3 “If his offering is a burnt offering from the herd, he shall offer a male without blemish. He shall bring it to the entrance of the tent of meeting, that he may be accepted before the Lord. 4 He shall lay his hand on the head of the burnt offering, and it shall be accepted for him to make atonement for him. 5 Then he shall kill the bull before the Lord, and Aaron’s sons the priests shall bring the blood and throw the blood against the sides of the altar that is at the entrance of the tent of meeting. 6 Then he shall flay the burnt offering and cut it into pieces, 7 and the sons of Aaron the priest shall put fire on the altar and arrange wood on the fire. 8 And Aaron’s sons the priests shall arrange the pieces, the head, and the fat, on the wood that is on the fire on the altar; 9 but its entrails and its legs he shall wash with water. And the priest shall burn all of it on the altar, as a burnt offering, a food offering with a pleasing aroma to the Lord.

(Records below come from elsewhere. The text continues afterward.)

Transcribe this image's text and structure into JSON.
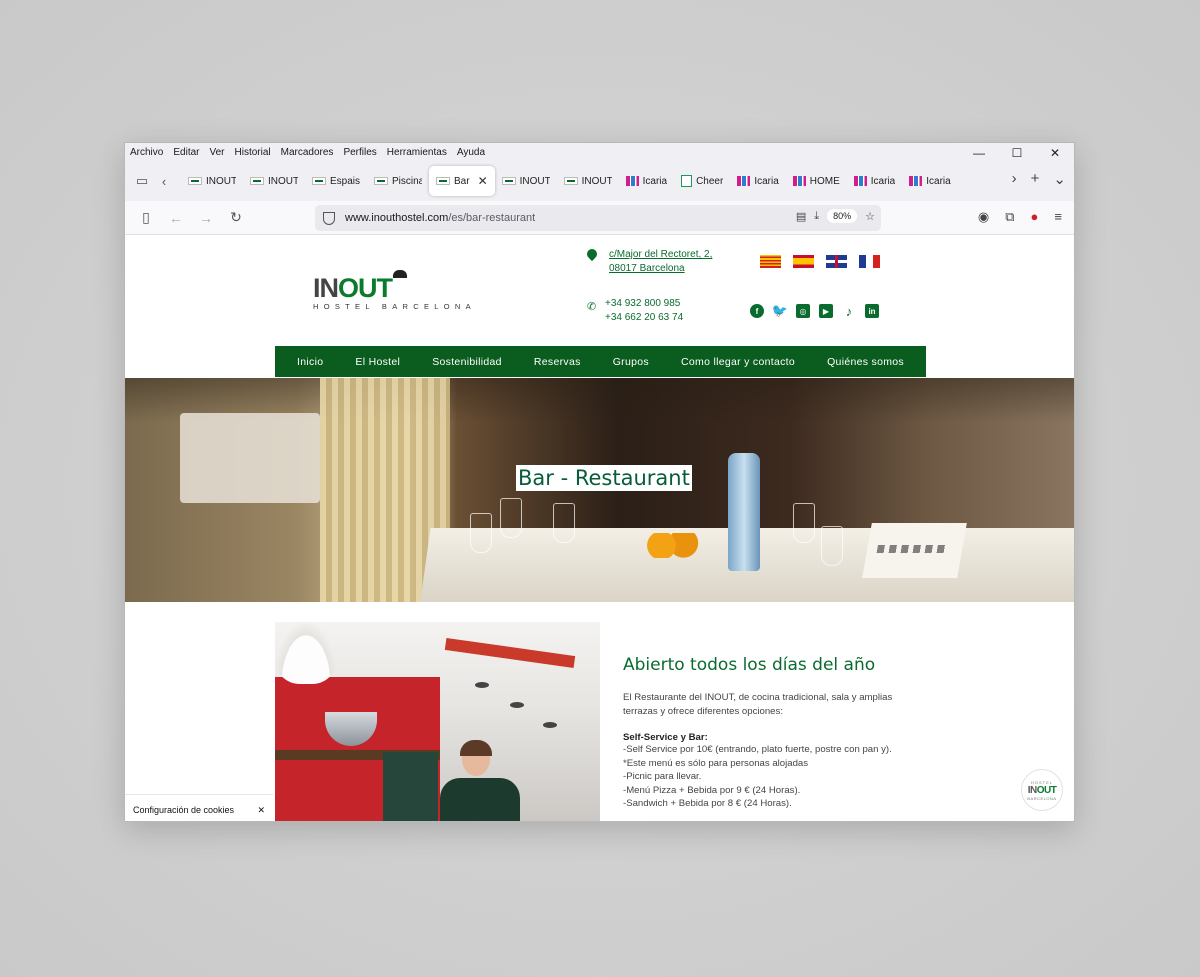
{
  "menubar": {
    "items": [
      "Archivo",
      "Editar",
      "Ver",
      "Historial",
      "Marcadores",
      "Perfiles",
      "Herramientas",
      "Ayuda"
    ]
  },
  "window_controls": {
    "minimize": "—",
    "maximize": "☐",
    "close": "✕"
  },
  "tabs": [
    {
      "label": "INOUT",
      "icon": "inout-favicon",
      "active": false
    },
    {
      "label": "INOUT",
      "icon": "inout-favicon",
      "active": false
    },
    {
      "label": "Espais",
      "icon": "inout-favicon",
      "active": false
    },
    {
      "label": "Piscina",
      "icon": "inout-favicon",
      "active": false
    },
    {
      "label": "Bar",
      "icon": "inout-favicon",
      "active": true
    },
    {
      "label": "INOUT",
      "icon": "inout-favicon",
      "active": false
    },
    {
      "label": "INOUT",
      "icon": "inout-favicon",
      "active": false
    },
    {
      "label": "Icaria",
      "icon": "icaria-favicon",
      "active": false
    },
    {
      "label": "Cheer",
      "icon": "cheer-favicon",
      "active": false
    },
    {
      "label": "Icaria",
      "icon": "icaria-favicon",
      "active": false
    },
    {
      "label": "HOME",
      "icon": "icaria-favicon",
      "active": false
    },
    {
      "label": "Icaria",
      "icon": "icaria-favicon",
      "active": false
    },
    {
      "label": "Icaria",
      "icon": "icaria-favicon",
      "active": false
    }
  ],
  "browser": {
    "url_host": "www.inouthostel.com",
    "url_path": "/es/bar-restaurant",
    "zoom": "80%"
  },
  "site": {
    "logo_in": "IN",
    "logo_out": "OUT",
    "logo_sub": "HOSTEL BARCELONA",
    "address_line1": "c/Major del Rectoret, 2,",
    "address_line2": "08017 Barcelona",
    "phone1": "+34 932 800 985",
    "phone2": "+34 662 20 63 74",
    "flags": [
      "catalan-flag",
      "spanish-flag",
      "uk-flag",
      "french-flag"
    ],
    "socials": [
      "facebook-icon",
      "twitter-icon",
      "instagram-icon",
      "youtube-icon",
      "tiktok-icon",
      "linkedin-icon"
    ],
    "nav": [
      "Inicio",
      "El Hostel",
      "Sostenibilidad",
      "Reservas",
      "Grupos",
      "Como llegar y contacto",
      "Quiénes somos"
    ],
    "hero_title": "Bar - Restaurant",
    "section_title": "Abierto todos los días del año",
    "intro": "El Restaurante del INOUT, de cocina tradicional, sala y amplias terrazas y ofrece diferentes opciones:",
    "subheading": "Self-Service y Bar:",
    "items": [
      "-Self Service por 10€ (entrando, plato fuerte, postre con pan y). *Este menú es sólo para personas alojadas",
      "-Picnic para llevar.",
      "-Menú Pizza + Bebida por 9 € (24 Horas).",
      "-Sandwich + Bebida por 8 € (24 Horas)."
    ],
    "cookie_label": "Configuración de cookies",
    "cookie_close": "✕",
    "badge_top": "HOSTEL",
    "badge_in": "IN",
    "badge_out": "OUT",
    "badge_bottom": "BARCELONA"
  },
  "colors": {
    "brand_green": "#0a5c1f",
    "text_green": "#0a6b2e"
  }
}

- Pay attention to the procedure of burnt offering, the offerer and the sacrifices.
- The whole burnt offering, in which the whole animal was consumed on the altar, was the most common sacrifice of the O T. It symbolized the commitment of one’s whole life to God. Leviticus assumes that God and ancient Israel are in a covenant relationship, and that the relationship will be broken by the effects of sin and uncleanness. This sacrifice provides a possibility for restoring the relationship between people and God.
- We have responded to Jesus fully only when we dedicate our lives to the Lord. Paul wrote in Romans 12:1, “So here’s what I want you to do, God helping you: Take your everyday, ordinary life – your sleeping, eating, going-to-work, and walking-around life – and place it before God as an offering. Embracing what God does for you is the best thing you can do for him. Don’t become so well-adjusted to your culture that you fit into it without even thinking. Instead, fix your attention on God. You’ll be changed from the inside out. Readily recognize what he wants from you, and quickly respond to it. Unlike the culture around you, always dragging you down to its level of immaturity, God brings the best out of you, develops well-formed maturity in you”. (The Message)
- Because the death of Jesus, I was atoned, my relationship with God was restored. How then, should I take my everyday life and offer to God as a burnt offering? How do I live out God’s will and become mature every day?
Read the above translation of Rm 12:1-2. Ask for God’s help in truthfully offering my everyday life to God, not to identify with the world, but have courage and determination to live a holy and God-pleasing life.